Hackers are still exploiting the cPanel bug to gain control over thousands of sites

Almost a week after the developers of popular web server software cPanel and WebHost Manager (WHM) warned users of a serious bug in its software, hackers are still targeting thousands of websites that use the vulnerable software.

From Monday there are more than 550,000 potentially vulnerable servers running cPanel, a number that has been stable for days. And it’s available now about 2,000 cPanel cases may have spiked, starting at around 44,000 on Thursday. These statistics are published by Shadowserver, a non-profit organization that monitors and monitors the Internet for cyber crime.

On Thursday, security researchers warned of this Hackers started compromising servers running cPanel and WHMtaking advantage of a bug that allows attackers to control and hijack vulnerable servers through their control panels.

As Bleeping Computer saidThe extent of the damage is evident by the fact that Google are indexed many websites that once displayed a message from a group of hackers claiming to have encrypted the victim’s files in what appears to be a ransomware attack. Some of these pages now open correctly.
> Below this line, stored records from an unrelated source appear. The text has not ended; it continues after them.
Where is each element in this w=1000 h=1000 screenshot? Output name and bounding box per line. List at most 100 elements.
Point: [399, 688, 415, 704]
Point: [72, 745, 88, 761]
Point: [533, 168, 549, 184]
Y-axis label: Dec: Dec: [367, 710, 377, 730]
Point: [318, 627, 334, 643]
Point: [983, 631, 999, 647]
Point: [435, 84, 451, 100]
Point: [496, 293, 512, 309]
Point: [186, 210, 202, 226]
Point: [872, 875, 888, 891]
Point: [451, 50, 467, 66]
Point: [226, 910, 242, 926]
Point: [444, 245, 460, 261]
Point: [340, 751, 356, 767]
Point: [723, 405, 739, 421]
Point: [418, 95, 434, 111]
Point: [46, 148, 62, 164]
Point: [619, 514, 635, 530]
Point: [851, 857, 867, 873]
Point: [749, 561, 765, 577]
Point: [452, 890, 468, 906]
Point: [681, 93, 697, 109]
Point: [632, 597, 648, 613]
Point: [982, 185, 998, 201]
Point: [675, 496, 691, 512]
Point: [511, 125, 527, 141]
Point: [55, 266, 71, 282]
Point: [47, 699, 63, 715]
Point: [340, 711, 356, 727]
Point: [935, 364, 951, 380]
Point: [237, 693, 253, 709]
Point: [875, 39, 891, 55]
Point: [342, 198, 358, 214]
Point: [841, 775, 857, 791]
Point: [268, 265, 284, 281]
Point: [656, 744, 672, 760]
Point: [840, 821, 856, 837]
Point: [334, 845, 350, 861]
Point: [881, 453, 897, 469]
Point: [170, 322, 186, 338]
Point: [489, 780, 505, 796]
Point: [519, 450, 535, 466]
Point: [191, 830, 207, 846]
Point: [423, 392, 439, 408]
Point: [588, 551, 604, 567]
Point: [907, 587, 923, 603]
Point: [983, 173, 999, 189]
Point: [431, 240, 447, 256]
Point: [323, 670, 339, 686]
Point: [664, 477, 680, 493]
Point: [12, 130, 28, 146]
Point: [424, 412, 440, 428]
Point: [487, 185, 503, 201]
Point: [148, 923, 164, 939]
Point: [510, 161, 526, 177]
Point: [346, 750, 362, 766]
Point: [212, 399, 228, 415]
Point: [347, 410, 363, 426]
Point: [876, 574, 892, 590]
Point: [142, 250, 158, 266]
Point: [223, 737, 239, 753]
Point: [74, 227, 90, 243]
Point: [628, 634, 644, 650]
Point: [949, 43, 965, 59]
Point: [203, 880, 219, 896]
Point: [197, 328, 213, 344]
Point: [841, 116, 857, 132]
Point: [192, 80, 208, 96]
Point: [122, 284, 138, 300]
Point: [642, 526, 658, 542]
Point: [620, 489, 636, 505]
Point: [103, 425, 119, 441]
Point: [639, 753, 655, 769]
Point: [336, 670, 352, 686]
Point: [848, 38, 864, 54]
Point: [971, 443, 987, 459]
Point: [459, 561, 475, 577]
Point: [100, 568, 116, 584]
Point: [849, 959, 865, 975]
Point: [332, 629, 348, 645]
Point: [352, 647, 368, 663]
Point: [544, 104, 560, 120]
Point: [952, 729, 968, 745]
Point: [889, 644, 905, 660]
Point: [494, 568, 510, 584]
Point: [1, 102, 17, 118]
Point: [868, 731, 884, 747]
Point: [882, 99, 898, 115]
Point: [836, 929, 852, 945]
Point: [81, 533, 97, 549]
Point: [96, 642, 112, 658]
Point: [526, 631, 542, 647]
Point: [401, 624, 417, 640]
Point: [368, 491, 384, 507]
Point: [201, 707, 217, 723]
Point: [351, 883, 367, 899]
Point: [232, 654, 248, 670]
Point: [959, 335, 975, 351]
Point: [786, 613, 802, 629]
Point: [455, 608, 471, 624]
The ransom included a social media ID so victims could contact the hackers, who did not immediately respond to TechCrunch’s request for comment.

The US Cybersecurity and Infrastructure Security Agency (CISA) warned on Thursday that the vulnerability – codenamed CVE-2026-41940 – is being exploited in the wild, and he added to its directory of Known Exploited Vulnerabilities (KEV). CISA asked the government agencies to be operational by Sunday. CISA did not immediately respond to a request for comment, asking if it could confirm whether the government agencies installed their servers.

Attacks on servers running cPanel and WHM may have been going on for much longer than the vulnerability was disclosed. According to KnownHost CEO Daniel Pearsonhis company has noticed protests since February 23.

Management at Webpros, the company that makes cPanel and WHM and claims to power 60 million domains, did not respond to a request for comment.